The combination of intramuscular methotrexate, oral UFT, and leucovorin seems to possess noticeable antitumor activity in patients with metastatic breast cancer who have progressed after HDCT with PBPC. In addition, the MUL regimen produces manageable toxicity, with diarrhea as the main toxicity. This is relevant to clinical practice, since the tolerance and sensitivity to chemotherapy of this patient population remains undetermined. As a matter of fact, many investigators assume that patients with metastatic breast cancer that has progressed after HDCT are not candidates for further chemotherapy, due to the low probability of response and their poor tolerance to cytotoxic drugs. Contrary to expectations, our study shows that these patients retain some sensitivity to chemotherapy and can tolerate chemotherapy regimens with low myelosuppressive potential. The excellent marrow function seen in our patients transplanted with PBPC autografts even suggests the possibility of using chemotherapy regimens of more myelosuppressive potential.

Conclusions

The preliminary results of our study with the MUL combination suggest that this regimen is active and well tolerated in treatment of patients with metastatic breast cancer that has progressed after HDCT with PBPC. Further follow-up and additional patients are needed to more fully define the activity and toxicity of the treatment. If the results of our study are confirmed, the MUL regimen could play a role as a salvage treatment for this heavily pretreated population. In addition, MUL should be tested as maintenance chemotherapy for metastatic breast cancer following HDCT with PBPC support.

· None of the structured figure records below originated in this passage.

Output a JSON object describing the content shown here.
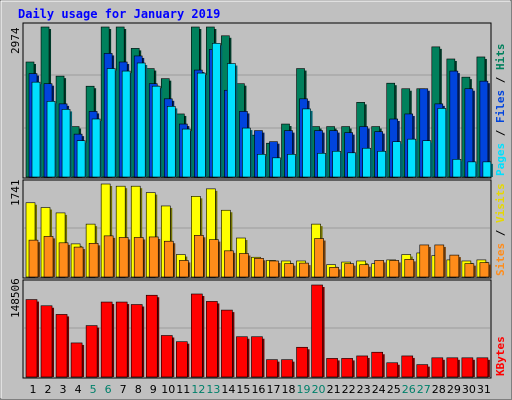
{
  "chart_data": [
    {
      "type": "bar",
      "title": "Daily usage for January 2019",
      "categories": [
        "1",
        "2",
        "3",
        "4",
        "5",
        "6",
        "7",
        "8",
        "9",
        "10",
        "11",
        "12",
        "13",
        "14",
        "15",
        "16",
        "17",
        "18",
        "19",
        "20",
        "21",
        "22",
        "23",
        "24",
        "25",
        "26",
        "27",
        "28",
        "29",
        "30",
        "31"
      ],
      "weekend_days": [
        "5",
        "6",
        "12",
        "13",
        "19",
        "20",
        "26",
        "27"
      ],
      "ymax_label": "2974",
      "ylim": [
        0,
        2974
      ],
      "legend": [
        "Pages",
        "Files",
        "Hits"
      ],
      "series": [
        {
          "name": "Hits",
          "color": "#00805c",
          "values": [
            2280,
            2974,
            2000,
            1000,
            1800,
            2974,
            2974,
            2550,
            2150,
            1950,
            1250,
            2974,
            2974,
            2800,
            1850,
            830,
            670,
            1050,
            2150,
            1000,
            1000,
            1000,
            1480,
            1000,
            1860,
            1750,
            1750,
            2580,
            2340,
            1980,
            2380
          ]
        },
        {
          "name": "Files",
          "color": "#0044dd",
          "values": [
            2050,
            1850,
            1450,
            850,
            1300,
            2450,
            2280,
            2400,
            1850,
            1550,
            1050,
            2120,
            2530,
            1720,
            1300,
            920,
            700,
            920,
            1550,
            920,
            920,
            880,
            1000,
            900,
            1150,
            1250,
            1750,
            1450,
            2100,
            1750,
            1900
          ]
        },
        {
          "name": "Pages",
          "color": "#00e0ff",
          "values": [
            1880,
            1500,
            1340,
            720,
            1150,
            2150,
            2100,
            2260,
            1800,
            1400,
            950,
            2060,
            2650,
            2250,
            970,
            450,
            380,
            450,
            1350,
            470,
            510,
            480,
            570,
            510,
            700,
            750,
            720,
            1360,
            350,
            300,
            300
          ]
        }
      ]
    },
    {
      "type": "bar",
      "ymax_label": "1741",
      "ylim": [
        0,
        1741
      ],
      "legend": [
        "Sites",
        "Visits"
      ],
      "series": [
        {
          "name": "Visits",
          "color": "#ffff00",
          "values": [
            1390,
            1300,
            1200,
            620,
            990,
            1741,
            1700,
            1700,
            1580,
            1330,
            420,
            1510,
            1650,
            1250,
            730,
            370,
            310,
            300,
            300,
            990,
            230,
            280,
            300,
            250,
            320,
            420,
            450,
            400,
            320,
            300,
            320
          ]
        },
        {
          "name": "Sites",
          "color": "#ff8c1a",
          "values": [
            690,
            760,
            640,
            560,
            630,
            770,
            740,
            740,
            750,
            670,
            310,
            780,
            700,
            490,
            440,
            350,
            300,
            250,
            260,
            720,
            180,
            250,
            230,
            310,
            310,
            330,
            600,
            600,
            410,
            250,
            270
          ]
        }
      ]
    },
    {
      "type": "bar",
      "ymax_label": "148506",
      "ylim": [
        0,
        148506
      ],
      "legend": [
        "KBytes"
      ],
      "series": [
        {
          "name": "KBytes",
          "color": "#ff0000",
          "values": [
            125000,
            115000,
            101000,
            55000,
            83000,
            121000,
            121000,
            117000,
            132000,
            67000,
            57000,
            134000,
            122000,
            108000,
            65000,
            65000,
            28000,
            28000,
            48000,
            148506,
            30000,
            30000,
            34000,
            40000,
            23000,
            34000,
            20000,
            31000,
            31000,
            31000,
            31000
          ]
        }
      ]
    }
  ]
}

The activity shown in patients transplanted in complete remission or with surgical resection of metastases, whose relapses may be due to regrowth of tumoral cells reinfused with the product of leukapheresis, suggests that post-transplant MUL chemotherapy may play a role as in vivo purging of reinfused tumor cells. MUL could also be effective in eradicating residual tumoral clones of low growth potential, which are postulated to be insensitive to HDCT.

A feasibility pilot study of post-transplant MUL chemotherapy is warranted. If this is found to be well tolerated, the possibility of a randomized study comparing post-transplant MUL chemotherapy with observation in metastatic breast cancer patients treated with HDCT and PBPC should be seriously discussed.